The Defense Finance and Accounting Service will implement significant cost-cutting measures next week to prepare for the possibility of automatic spending cuts ...

The Defense Finance and Accounting Service will implement significant cost-cutting measures next week to prepare for the possibility of automatic spending cuts due to hit government in March.

DFAS plans to freeze most hiring, reduce travel and overtime, and temporarily halt new employee performance awards “until we have a stronger handle on our budget uncertainties,” DFAS Director Terri McKay said in an email message to DFAS staff last week.

Further steps, such as furloughs, may be necessary in a “worst-case situation,” McKay said, such as sequestration or the expiration of a short-term continuing resolution that’s currently funding government operations.

Unless Congress intervenes, sequestration is set to take a 9 percent cut from the defense budget beginning March 1.

McKay’s message follows broader Defense Department guidelines issued by Deputy Defense Secretary Ashton Carter Jan. 10, which called on DoD components to begin tailoring plans for dealing with the budget uncertainty, including by freezing civilian hiring and terminating temporary employees.

McKay said the DFAS cost-cutting measures were discussed at the agency’s labor-management forum where union leaders agreed the steps were “reasonable and responsible.”

Still, the American Federation of Government Employees has criticized what it called the “disproportionate sacrifice” shouldered by federal workers in the Pentagon’s budget guidance.

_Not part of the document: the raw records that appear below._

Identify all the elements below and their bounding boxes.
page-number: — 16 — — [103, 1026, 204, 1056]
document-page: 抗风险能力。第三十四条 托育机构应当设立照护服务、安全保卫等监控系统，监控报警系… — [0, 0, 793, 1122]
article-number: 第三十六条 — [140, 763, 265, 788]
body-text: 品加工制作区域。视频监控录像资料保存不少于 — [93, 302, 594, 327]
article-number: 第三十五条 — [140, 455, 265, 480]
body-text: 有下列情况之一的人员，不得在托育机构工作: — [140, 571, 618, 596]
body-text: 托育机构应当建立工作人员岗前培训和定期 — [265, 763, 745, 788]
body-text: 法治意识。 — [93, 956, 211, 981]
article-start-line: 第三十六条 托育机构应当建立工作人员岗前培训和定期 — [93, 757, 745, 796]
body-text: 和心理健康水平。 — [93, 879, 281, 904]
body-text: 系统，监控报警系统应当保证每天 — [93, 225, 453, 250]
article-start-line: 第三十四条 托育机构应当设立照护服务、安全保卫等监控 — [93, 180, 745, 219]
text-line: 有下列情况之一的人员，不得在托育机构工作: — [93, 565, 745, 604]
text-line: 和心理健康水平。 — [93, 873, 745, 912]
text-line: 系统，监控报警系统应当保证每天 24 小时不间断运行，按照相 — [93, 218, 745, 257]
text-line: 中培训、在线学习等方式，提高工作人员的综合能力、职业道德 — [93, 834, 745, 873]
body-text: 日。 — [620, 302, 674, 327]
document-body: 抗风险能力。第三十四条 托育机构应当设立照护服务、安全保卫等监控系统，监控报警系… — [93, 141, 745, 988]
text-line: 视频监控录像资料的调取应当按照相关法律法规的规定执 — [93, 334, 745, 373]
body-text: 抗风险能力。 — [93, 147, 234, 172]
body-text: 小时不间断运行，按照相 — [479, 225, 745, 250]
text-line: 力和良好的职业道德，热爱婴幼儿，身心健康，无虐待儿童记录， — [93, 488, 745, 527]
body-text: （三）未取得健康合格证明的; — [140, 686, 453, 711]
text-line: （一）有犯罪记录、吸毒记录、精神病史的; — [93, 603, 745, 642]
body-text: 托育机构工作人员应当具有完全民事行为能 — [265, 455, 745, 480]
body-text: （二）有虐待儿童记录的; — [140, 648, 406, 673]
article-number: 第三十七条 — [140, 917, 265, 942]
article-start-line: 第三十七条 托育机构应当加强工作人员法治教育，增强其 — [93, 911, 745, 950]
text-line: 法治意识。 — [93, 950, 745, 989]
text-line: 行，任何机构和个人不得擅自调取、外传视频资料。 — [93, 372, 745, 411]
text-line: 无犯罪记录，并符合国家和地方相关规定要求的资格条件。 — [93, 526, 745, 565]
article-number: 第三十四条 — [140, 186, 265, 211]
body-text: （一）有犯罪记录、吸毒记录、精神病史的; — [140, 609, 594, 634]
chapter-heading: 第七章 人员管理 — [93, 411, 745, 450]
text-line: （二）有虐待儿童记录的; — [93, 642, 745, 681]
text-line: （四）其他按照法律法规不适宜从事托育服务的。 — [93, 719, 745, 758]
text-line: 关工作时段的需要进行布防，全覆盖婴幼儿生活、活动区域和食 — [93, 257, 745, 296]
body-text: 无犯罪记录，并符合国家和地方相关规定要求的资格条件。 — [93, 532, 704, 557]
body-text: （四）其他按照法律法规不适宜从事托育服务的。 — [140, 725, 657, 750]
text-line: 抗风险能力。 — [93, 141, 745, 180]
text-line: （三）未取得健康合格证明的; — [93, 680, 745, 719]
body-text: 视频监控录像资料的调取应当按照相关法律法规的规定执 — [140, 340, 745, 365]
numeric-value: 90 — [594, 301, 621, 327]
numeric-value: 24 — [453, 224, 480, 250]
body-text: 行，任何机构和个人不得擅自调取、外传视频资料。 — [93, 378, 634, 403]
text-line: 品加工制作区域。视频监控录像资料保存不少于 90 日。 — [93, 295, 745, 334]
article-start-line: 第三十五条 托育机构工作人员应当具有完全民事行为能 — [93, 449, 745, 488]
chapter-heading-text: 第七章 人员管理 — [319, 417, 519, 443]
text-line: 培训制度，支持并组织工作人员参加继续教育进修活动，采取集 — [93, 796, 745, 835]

“Hiring freezes, firing of temporary and term employees, incentives for civilian personnel to retire, and extensive furloughs of in-house staff constitute big hits on the civilian workforce,” said AFGE National President J. David Cox in a letter to Frederick Vollrath, the acting assistant secretary of defense for readiness and force management. “In contrast, service contractors emerge relatively unscathed.”

The Professional Services Council, an industry group that represents defense contractors, called AFGE’s contention “divisive and parochial.”

A number of other DoD components, such as the Air Force and the Army, have also issued service-specific cost-cutting guidance.